The Consumer Financial Protection Bureau (CFPB) has published a new report analyzing the financial profiles of Buy Now, Pay Later borrowers. While many Buy Now, Pay Later borrowers use the product without noticeable indications of financial stress, the report finds that Buy Now, Pay Later borrowers are more likely to be active users of other types of credit products like credit cards, personal loans, and student loans. They are also more likely to exhibit measures of financial distress than non-users.

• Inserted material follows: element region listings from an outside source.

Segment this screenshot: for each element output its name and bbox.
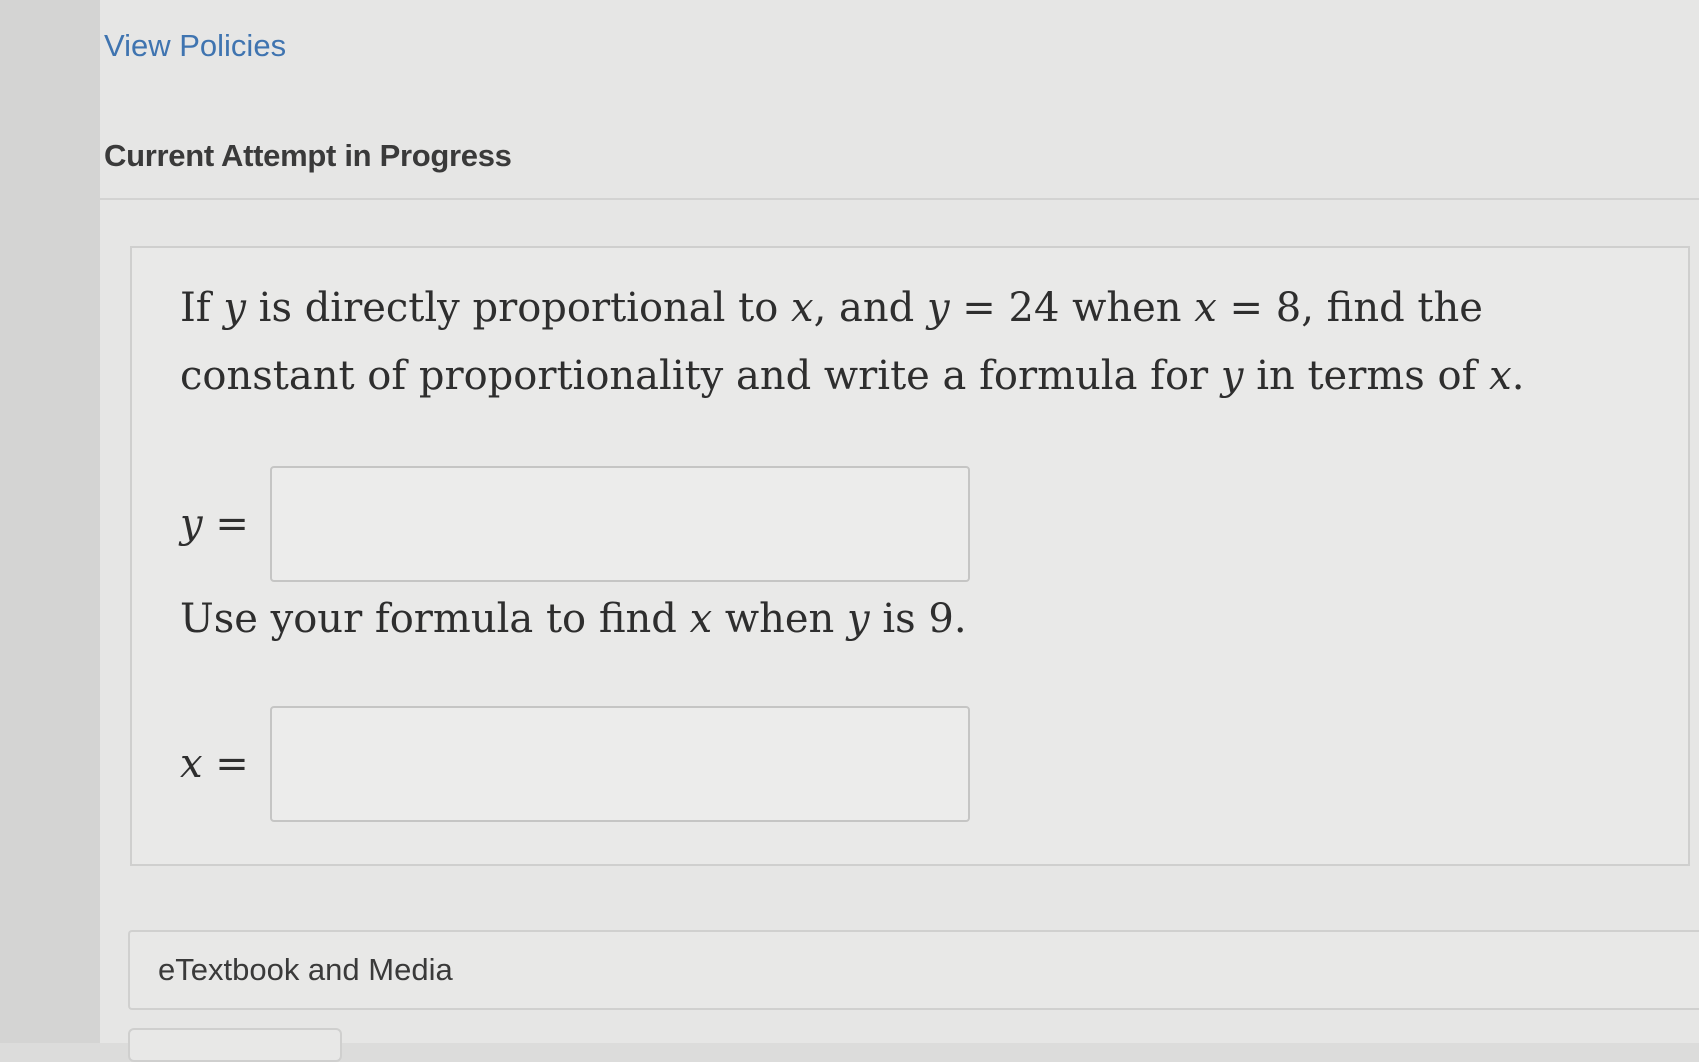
math-variable: x bbox=[791, 285, 814, 331]
view-policies-link[interactable]: View Policies bbox=[104, 28, 286, 64]
answer-input-y[interactable] bbox=[270, 466, 970, 582]
text-segment: is 9. bbox=[869, 596, 967, 642]
header-divider bbox=[100, 198, 1699, 200]
answer-input-x[interactable] bbox=[270, 706, 970, 822]
text-segment: when bbox=[712, 596, 848, 642]
answer-row-y: y = bbox=[180, 466, 970, 582]
math-variable: x bbox=[1489, 353, 1512, 399]
text-segment: , and bbox=[813, 285, 927, 331]
math-variable: y bbox=[223, 285, 246, 331]
etextbook-media-label: eTextbook and Media bbox=[158, 952, 453, 987]
left-rail bbox=[0, 0, 100, 1043]
question-card: If y is directly proportional to x, and … bbox=[130, 246, 1690, 866]
sub-question-text: Use your formula to find x when y is 9. bbox=[180, 596, 967, 642]
math-variable: y bbox=[1220, 353, 1244, 399]
text-segment: Use your formula to find bbox=[180, 596, 690, 642]
math-variable: y bbox=[847, 596, 870, 642]
text-segment: . bbox=[1511, 353, 1525, 399]
math-variable: x bbox=[689, 596, 713, 642]
text-segment: If bbox=[180, 285, 224, 331]
attempt-title: Current Attempt in Progress bbox=[104, 138, 512, 173]
question-text: If y is directly proportional to x, and … bbox=[180, 274, 1650, 410]
answer-label-x: x = bbox=[180, 741, 249, 787]
text-segment: in terms of bbox=[1243, 353, 1490, 399]
etextbook-media-toggle[interactable]: eTextbook and Media bbox=[128, 930, 1699, 1010]
text-segment: = 24 when bbox=[949, 285, 1195, 331]
math-variable: y bbox=[926, 285, 950, 331]
math-variable: x bbox=[1194, 285, 1217, 331]
text-segment: is directly proportional to bbox=[245, 285, 792, 331]
bottom-tab[interactable] bbox=[128, 1028, 342, 1062]
answer-row-x: x = bbox=[180, 706, 970, 822]
answer-label-y: y = bbox=[180, 501, 249, 547]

For example, Buy Now, Pay Later borrowers are more likely to be highly indebted or have revolving balances or delinquencies on their credit cards compared to consumers who do not use Buy Now, Pay Later products. Buy Now, Pay Later borrowers are also more likely to use high-interest financial services such as payday loans, pawn loans, and bank account overdrafts. The report follows previous CFPB research on the Buy Now, Pay Later market.
“A common misconception of Buy Now, Pay Later borrowers is that they lack access to other forms of credit. Our analysis shows that these borrowers are more likely to use other credit products,” said CFPB Director Rohit Chopra. “Since Buy Now, Pay Later is like other forms of credit, we are working to ensure that borrowers have similar protections and that companies play by similar rules.”

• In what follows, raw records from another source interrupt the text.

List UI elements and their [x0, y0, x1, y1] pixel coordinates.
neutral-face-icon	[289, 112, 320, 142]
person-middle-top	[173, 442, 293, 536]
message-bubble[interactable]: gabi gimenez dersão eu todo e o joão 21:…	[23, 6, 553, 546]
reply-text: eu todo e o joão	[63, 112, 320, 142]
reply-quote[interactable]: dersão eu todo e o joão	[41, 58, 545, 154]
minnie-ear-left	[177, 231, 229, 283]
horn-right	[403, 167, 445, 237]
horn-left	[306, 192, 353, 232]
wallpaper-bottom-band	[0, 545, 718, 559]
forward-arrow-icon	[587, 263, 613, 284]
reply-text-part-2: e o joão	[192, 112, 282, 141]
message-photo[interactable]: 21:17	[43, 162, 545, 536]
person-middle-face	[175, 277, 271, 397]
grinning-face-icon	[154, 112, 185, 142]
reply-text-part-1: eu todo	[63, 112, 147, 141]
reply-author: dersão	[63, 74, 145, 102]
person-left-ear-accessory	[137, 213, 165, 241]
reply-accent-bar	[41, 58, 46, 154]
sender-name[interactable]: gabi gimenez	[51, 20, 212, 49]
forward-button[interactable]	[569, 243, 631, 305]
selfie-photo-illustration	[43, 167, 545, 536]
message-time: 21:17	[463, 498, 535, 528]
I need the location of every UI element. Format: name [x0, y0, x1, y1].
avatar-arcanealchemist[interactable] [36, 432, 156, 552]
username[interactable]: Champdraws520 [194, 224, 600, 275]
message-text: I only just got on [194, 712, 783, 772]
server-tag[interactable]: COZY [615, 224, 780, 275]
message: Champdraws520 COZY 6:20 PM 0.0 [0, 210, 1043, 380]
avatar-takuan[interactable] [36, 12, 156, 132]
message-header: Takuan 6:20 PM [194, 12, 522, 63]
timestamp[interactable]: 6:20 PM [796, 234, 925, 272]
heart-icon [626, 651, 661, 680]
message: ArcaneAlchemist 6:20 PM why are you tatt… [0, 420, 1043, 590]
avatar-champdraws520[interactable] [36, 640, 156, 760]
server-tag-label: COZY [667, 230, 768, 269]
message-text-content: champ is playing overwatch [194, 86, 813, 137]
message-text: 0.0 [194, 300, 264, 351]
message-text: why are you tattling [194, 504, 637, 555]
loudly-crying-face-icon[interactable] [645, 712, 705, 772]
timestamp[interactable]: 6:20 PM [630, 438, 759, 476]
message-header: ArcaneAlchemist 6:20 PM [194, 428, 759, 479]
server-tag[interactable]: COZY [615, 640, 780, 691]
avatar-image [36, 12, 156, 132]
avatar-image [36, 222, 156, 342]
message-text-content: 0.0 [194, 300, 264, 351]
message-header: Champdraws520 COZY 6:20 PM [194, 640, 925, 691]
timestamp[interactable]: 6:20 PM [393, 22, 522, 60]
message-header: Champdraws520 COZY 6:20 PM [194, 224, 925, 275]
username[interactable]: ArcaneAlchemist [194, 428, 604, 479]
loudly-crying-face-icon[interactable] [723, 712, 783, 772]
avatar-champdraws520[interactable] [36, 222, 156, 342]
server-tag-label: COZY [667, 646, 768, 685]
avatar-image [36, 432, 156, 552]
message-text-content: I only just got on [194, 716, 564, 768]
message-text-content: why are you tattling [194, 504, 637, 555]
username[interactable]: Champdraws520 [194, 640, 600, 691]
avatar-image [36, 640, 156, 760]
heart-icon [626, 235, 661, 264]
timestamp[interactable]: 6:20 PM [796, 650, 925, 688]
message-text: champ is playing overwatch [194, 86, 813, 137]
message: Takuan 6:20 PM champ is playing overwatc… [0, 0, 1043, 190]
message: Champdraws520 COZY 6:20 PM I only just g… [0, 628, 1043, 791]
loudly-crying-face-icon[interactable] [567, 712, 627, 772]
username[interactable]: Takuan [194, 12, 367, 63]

The recent report shows that it is more likely that a Buy Now, Pay Later borrower actively uses other credit products. Borrowers often exhibit higher measures of financial distress compared to non-borrowers. Some examples include having higher credit card debt and utilization rates, a higher likelihood of having an overdraft, a higher likelihood of revolving on at least one credit card, and higher utilization rates of alternative financial services like payday loans that charge high interest rates.

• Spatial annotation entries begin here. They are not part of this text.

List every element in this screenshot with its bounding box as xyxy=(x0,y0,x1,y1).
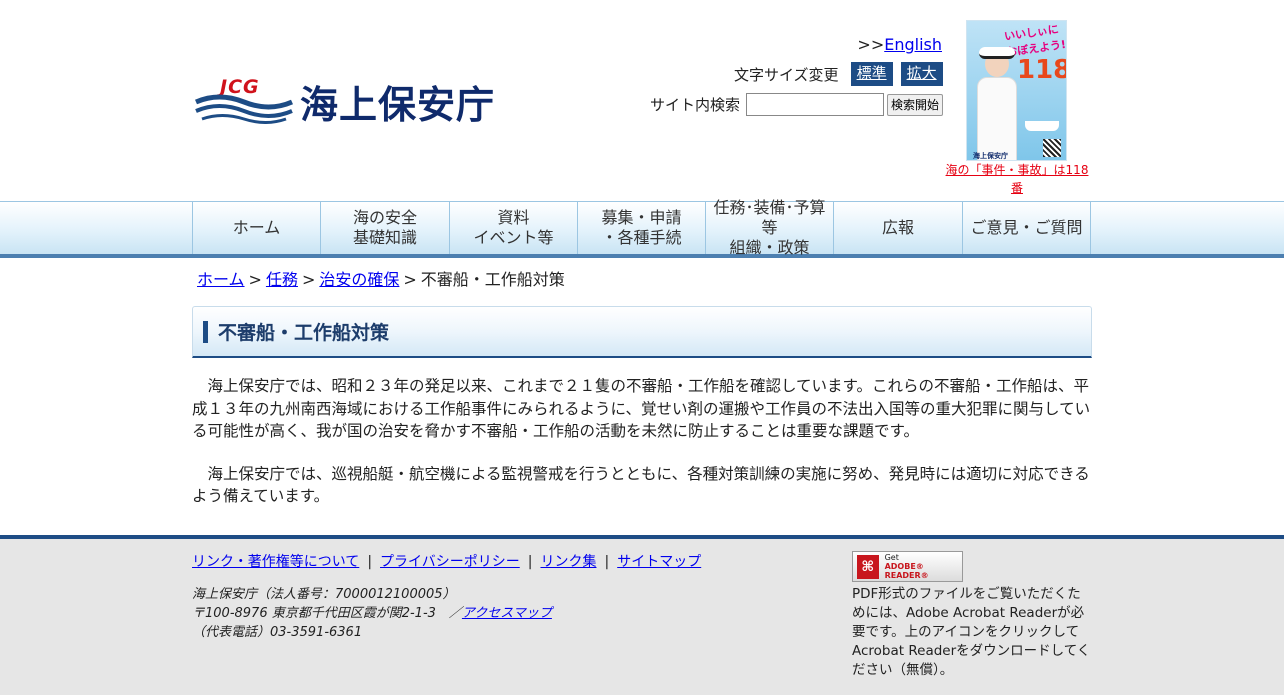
breadcrumb: ホーム > 任務 > 治安の確保 > 不審船・工作船対策 xyxy=(197,266,565,290)
site-logo[interactable]: JCG 海上保安庁 xyxy=(192,76,512,127)
nav-item-label: ご意見・ご質問 xyxy=(970,218,1082,238)
adobe-reader-label: ADOBE® READER® xyxy=(884,562,929,580)
qr-code-icon xyxy=(1043,139,1061,157)
nav-item-label: ホーム xyxy=(233,218,281,238)
page-title: 不審船・工作船対策 xyxy=(218,322,390,344)
english-prefix: >> xyxy=(857,35,885,54)
main-content: 海上保安庁では、昭和２３年の発足以来、これまで２１隻の不審船・工作船を確認してい… xyxy=(192,375,1092,528)
nav-item-label: 広報 xyxy=(882,218,914,238)
breadcrumb-mission[interactable]: 任務 xyxy=(266,270,298,289)
adobe-pdf-icon: ⌘ xyxy=(857,554,879,579)
english-link-row: >>English xyxy=(857,35,942,54)
nav-item-line1: 任務･装備･予算等 xyxy=(713,198,826,237)
nav-item-label: 任務･装備･予算等 組織・政策 xyxy=(706,198,833,258)
adobe-button-text: Get ADOBE® READER® xyxy=(885,553,962,580)
officer-illustration xyxy=(973,47,1019,160)
font-size-standard-button[interactable]: 標準 xyxy=(850,62,893,86)
site-search: サイト内検索 検索開始 xyxy=(650,93,944,116)
org-line: 海上保安庁（法人番号：7000012100005） xyxy=(192,587,456,602)
get-adobe-reader-button[interactable]: ⌘ Get ADOBE® READER® xyxy=(852,551,963,582)
address-line: 〒100-8976 東京都千代田区霞が関2-1-3 ／アクセスマップ xyxy=(192,604,552,623)
footer: リンク・著作権等について | プライバシーポリシー | リンク集 | サイトマップ 海上保安… xyxy=(0,535,1284,695)
title-accent-bar xyxy=(203,320,208,343)
global-nav: ホーム 海の安全 基礎知識 資料 イベント等 募集・申請 ・各種手続 任務･装備･予算等 組織・… xyxy=(0,198,1284,258)
nav-item-line2: ・各種手続 xyxy=(601,228,682,247)
footer-link-privacy[interactable]: プライバシーポリシー xyxy=(380,554,520,570)
nav-item-line1: ご意見・ご質問 xyxy=(970,218,1083,237)
footer-links: リンク・著作権等について | プライバシーポリシー | リンク集 | サイトマップ xyxy=(192,551,701,571)
118-banner[interactable]: いいしぃにおぼえよう! 118 海上保安庁 xyxy=(966,20,1067,161)
nav-item-line1: 広報 xyxy=(881,218,914,237)
nav-item-inquiry[interactable]: ご意見・ご質問 xyxy=(963,202,1091,254)
breadcrumb-sep: > xyxy=(403,270,417,289)
address-text: 〒100-8976 東京都千代田区霞が関2-1-3 ／ xyxy=(192,606,462,621)
pdf-note: PDF形式のファイルをご覧いただくためには、Adobe Acrobat Read… xyxy=(852,586,1091,678)
nav-item-sea-safety[interactable]: 海の安全 基礎知識 xyxy=(321,202,450,254)
nav-item-label: 資料 イベント等 xyxy=(473,208,553,248)
breadcrumb-security[interactable]: 治安の確保 xyxy=(319,270,399,289)
phone-line: （代表電話）03-3591-6361 xyxy=(192,625,363,640)
nav-item-line2: 基礎知識 xyxy=(352,228,417,247)
search-label: サイト内検索 xyxy=(650,96,741,114)
nav-item-line1: 募集・申請 xyxy=(601,208,682,227)
logo-name: 海上保安庁 xyxy=(300,82,496,127)
banner-logo: 海上保安庁 xyxy=(973,152,1008,160)
nav-item-line1: 資料 xyxy=(497,208,530,227)
footer-pipe: | xyxy=(367,554,373,570)
content-paragraph-2: 海上保安庁では、巡視船艇・航空機による監視警戒を行うとともに、各種対策訓練の実施… xyxy=(192,464,1090,506)
nav-item-home[interactable]: ホーム xyxy=(193,202,321,254)
footer-link-links[interactable]: リンク集 xyxy=(540,554,596,570)
footer-pipe: | xyxy=(527,554,533,570)
font-size-label: 文字サイズ変更 xyxy=(734,65,839,84)
content-paragraph-1: 海上保安庁では、昭和２３年の発足以来、これまで２１隻の不審船・工作船を確認してい… xyxy=(192,377,1091,440)
nav-item-line1: 海の安全 xyxy=(352,208,417,227)
breadcrumb-sep: > xyxy=(248,270,262,289)
breadcrumb-sep: > xyxy=(301,270,316,289)
global-nav-items: ホーム 海の安全 基礎知識 資料 イベント等 募集・申請 ・各種手続 任務･装備･予算等 組織・… xyxy=(192,198,1091,257)
page-title-box: 不審船・工作船対策 xyxy=(192,306,1092,358)
nav-item-recruitment[interactable]: 募集・申請 ・各種手続 xyxy=(578,202,706,254)
footer-address: 海上保安庁（法人番号：7000012100005） 〒100-8976 東京都千… xyxy=(192,585,552,642)
footer-link-copyright[interactable]: リンク・著作権等について xyxy=(192,554,359,570)
search-input[interactable] xyxy=(746,93,885,116)
nav-item-line2: 組織・政策 xyxy=(729,238,810,257)
font-size-large-button[interactable]: 拡大 xyxy=(900,62,943,86)
waves-icon xyxy=(195,94,293,124)
breadcrumb-home[interactable]: ホーム xyxy=(197,270,245,289)
nav-item-materials[interactable]: 資料 イベント等 xyxy=(450,202,578,254)
search-button[interactable]: 検索開始 xyxy=(887,93,944,116)
banner-number: 118 xyxy=(1017,55,1067,85)
ship-icon xyxy=(1025,121,1059,131)
footer-pipe: | xyxy=(604,554,610,570)
nav-item-label: 海の安全 基礎知識 xyxy=(353,208,417,248)
adobe-get: Get xyxy=(884,553,899,562)
nav-item-mission[interactable]: 任務･装備･予算等 組織・政策 xyxy=(706,198,834,257)
font-size-switcher: 文字サイズ変更 標準 拡大 xyxy=(734,62,951,86)
nav-item-pr[interactable]: 広報 xyxy=(834,202,963,254)
nav-item-line2: イベント等 xyxy=(473,228,554,247)
nav-item-label: 募集・申請 ・各種手続 xyxy=(601,208,681,248)
breadcrumb-current: 不審船・工作船対策 xyxy=(420,270,565,289)
banner-caption-link[interactable]: 海の「事件・事故」は118番 xyxy=(944,161,1090,197)
jcg-emblem: JCG xyxy=(192,76,296,126)
english-link[interactable]: English xyxy=(884,35,942,54)
nav-item-line1: ホーム xyxy=(232,218,281,237)
footer-link-sitemap[interactable]: サイトマップ xyxy=(617,554,701,570)
access-map-link[interactable]: アクセスマップ xyxy=(462,606,552,621)
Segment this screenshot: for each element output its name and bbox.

However, the report finds that many of these differences pre-date Buy Now, Pay Later use and highlights the need for further research into whether the products have any causal impact on consumer indebtedness.
Overall, 17 percent of consumers with a credit record used a Buy Now, Pay Later loan in the year prior to the survey. Other findings from the report include:
• Nearly 95 percent of Buy Now, Pay
Later borrowers had at least one credit
record in another account, compared to
86 percent of non-borrowers.
• Buy Now, Pay Later borrowers had
significantly higher usage in several
other loan products when compared to
non-borrowers, including retail accounts
(62 percent compared to 44 percent),
personal loans (32 percent compared
to 13 percent), and student loans (33
percent compared to 17 percent).
• Black, Hispanic, and female consumers are more likely than average to use
Buy Now, Pay Later products, along
with consumers with income between
$20,001 – $50,000.
• Among consumers who have open
credit or retail cards, personal loans,
auto loans, student loans or mortgages,
Buy Now, Pay Later borrowers were
more than twice as likely to be delinquent on at least one of those products
by 30 days or longer.
• Eighteen percent of Buy Now, Pay Later borrowers had at least one reported
delinquency in another account, compared to 7 percent of non-borrowers.
Delinquency rates were substantially
higher for credit (9 percent) and retail
cards (8 percent) among Buy Now, Pay
Later borrowers compared to non-borrowers (3 percent and 1 percent respectively).
Buy Now, Pay Later borrowers also typically had lower credit scores than non-borrowers. Non-borrowers had an average credit score classified as near-prime (670 – 739), while borrowers had an average score in the sub-prime category (580 – 669). Lower credit scores lead to higher interest rates on traditional credit products, which makes Buy Now, Pay Later loans with no interest an attractive alternative that many borrowers seek.
The data for the report, Consumer Use of Buy Now, Pay Later, comes from the 2022 Making Ends Meet survey, and the CFPB’s Consumer Credit Panel, which contains an anonymized sample of credit bureau records. The report cannot distinguish whether Buy Now, Pay Later usage leads to more delinquencies on other obligations or whether consumers who are already in distress are more likely to use Buy Now, Pay Later loans to pay off higher-interest debt.